If you’re a person who has not experienced violence like this up close, you might be tempted to feel as though you have the luxury of viewing a situation like this from afar without it being your problem, distancing yourself from any responsibility to minister to those affected, to see them, to listen to them, or to do whatever people who are truly appalled or horrified by an event do. But we would be hard pressed to find a single situation related to the dignity of a human person of which Jesus thought He had the luxury to say “it’s not my problem.” And when we look at Him, and look at ourselves, we see a difference, and though we scramble to find a way to say that that is not so, it is, and this difference is sin. This, this self-distancing, is the sin that tries to keep itself hidden in our culture of violence. And during Lent, we are going to look into the Mirror, let what we see sting, and say, “this is a problem, and we must change.”

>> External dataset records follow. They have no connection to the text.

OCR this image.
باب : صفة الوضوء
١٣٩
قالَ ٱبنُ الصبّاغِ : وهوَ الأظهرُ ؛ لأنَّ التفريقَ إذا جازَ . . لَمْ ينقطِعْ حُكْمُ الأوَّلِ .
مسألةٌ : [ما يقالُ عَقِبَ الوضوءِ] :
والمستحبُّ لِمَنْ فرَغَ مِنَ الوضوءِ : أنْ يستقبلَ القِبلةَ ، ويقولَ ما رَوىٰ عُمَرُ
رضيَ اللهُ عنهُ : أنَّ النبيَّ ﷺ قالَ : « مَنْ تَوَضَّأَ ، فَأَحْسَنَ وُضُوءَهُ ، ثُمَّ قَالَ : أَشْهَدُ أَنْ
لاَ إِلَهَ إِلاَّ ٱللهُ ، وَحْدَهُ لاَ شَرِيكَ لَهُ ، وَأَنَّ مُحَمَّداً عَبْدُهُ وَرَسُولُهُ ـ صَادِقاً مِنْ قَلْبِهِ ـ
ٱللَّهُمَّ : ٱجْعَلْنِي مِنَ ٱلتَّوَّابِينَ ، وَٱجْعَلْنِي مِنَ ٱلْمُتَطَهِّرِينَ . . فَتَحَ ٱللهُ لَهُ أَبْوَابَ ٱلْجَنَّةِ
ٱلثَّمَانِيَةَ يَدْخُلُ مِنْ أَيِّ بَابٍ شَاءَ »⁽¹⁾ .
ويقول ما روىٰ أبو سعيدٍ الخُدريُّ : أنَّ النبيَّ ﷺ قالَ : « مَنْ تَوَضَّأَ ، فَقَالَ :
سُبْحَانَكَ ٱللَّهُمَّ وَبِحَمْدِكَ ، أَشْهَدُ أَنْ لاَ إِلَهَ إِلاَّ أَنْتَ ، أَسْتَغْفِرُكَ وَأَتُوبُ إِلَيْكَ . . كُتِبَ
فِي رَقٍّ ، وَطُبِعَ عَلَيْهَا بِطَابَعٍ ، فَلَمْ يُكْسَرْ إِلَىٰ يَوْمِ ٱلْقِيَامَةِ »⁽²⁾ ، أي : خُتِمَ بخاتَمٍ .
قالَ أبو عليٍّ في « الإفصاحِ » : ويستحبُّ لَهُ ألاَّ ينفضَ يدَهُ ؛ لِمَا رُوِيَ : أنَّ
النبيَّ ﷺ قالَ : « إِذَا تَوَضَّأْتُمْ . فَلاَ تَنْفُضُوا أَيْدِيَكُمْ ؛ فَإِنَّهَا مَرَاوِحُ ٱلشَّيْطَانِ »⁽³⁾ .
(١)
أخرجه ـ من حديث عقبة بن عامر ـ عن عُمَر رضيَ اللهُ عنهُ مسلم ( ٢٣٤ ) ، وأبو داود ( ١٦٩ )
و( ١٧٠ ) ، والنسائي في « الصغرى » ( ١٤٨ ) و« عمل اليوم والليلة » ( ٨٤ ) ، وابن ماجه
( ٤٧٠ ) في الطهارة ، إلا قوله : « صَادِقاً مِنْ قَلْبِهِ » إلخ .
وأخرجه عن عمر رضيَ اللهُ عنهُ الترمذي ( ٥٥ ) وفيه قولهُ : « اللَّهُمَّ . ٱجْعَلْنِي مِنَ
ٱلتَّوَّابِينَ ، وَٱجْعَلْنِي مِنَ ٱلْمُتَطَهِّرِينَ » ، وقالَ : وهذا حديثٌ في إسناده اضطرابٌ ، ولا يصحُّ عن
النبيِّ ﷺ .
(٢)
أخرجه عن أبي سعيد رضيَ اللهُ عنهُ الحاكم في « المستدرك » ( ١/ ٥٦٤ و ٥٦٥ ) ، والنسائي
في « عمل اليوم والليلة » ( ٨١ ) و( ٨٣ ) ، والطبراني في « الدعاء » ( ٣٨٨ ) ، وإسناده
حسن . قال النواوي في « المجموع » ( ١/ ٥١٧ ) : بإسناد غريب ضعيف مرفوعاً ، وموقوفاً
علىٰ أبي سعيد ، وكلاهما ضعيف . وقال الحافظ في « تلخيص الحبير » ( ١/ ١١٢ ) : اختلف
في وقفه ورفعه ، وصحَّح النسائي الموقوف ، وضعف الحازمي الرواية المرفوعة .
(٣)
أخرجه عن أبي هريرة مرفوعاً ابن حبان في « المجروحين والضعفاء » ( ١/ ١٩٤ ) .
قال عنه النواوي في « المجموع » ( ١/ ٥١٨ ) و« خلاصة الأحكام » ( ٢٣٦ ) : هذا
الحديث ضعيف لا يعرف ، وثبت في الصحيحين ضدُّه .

So we are going to take several moments over the next few weeks to confess and pray together, grafting this into our liturgy over time rather than relegating it to a single week—because that somehow seems to be a more honest way to bring to light evils that extend beyond single events in the lives of those who are the receiving end of them. We will carry this weight with us, praying for transformation in our systems of justice, but also praying for personal transformation so we can ourselves become instruments of change. Today, we are going to read a litany together that was written by a group of women in town, four of whom are a part of ubc—Heather Mooney, Sharyl Loeung, Natalie Webb, and Emma Wood—and I’d like to thank them for gifting us with their words.
We pause this day
to recognize there are
many among us who
have been wounded by violence,
exploitation, coercion, or manipulation.
There are many among
us who are suffering and grieving.
There are many who need
support and healing,
who need their voices heard,
and their stories acknowledged,
and their experiences validated.
The weight of oppression is heavy,
and the effects of trauma
are real and long-lasting.
We pause this day
to recognize
all of us are impacted
by the culture of violence.
All of us are impacted by the culture
of impatience and hostility
in which we live.
By listening to one another,
may we become instruments
of justice and peace.
We're going to take some time now in silence for this to sink in, and for the Spirit to minister to us, to reveal to us our complicity in our culture of violence, and to begin to shape our imaginations for enacting change.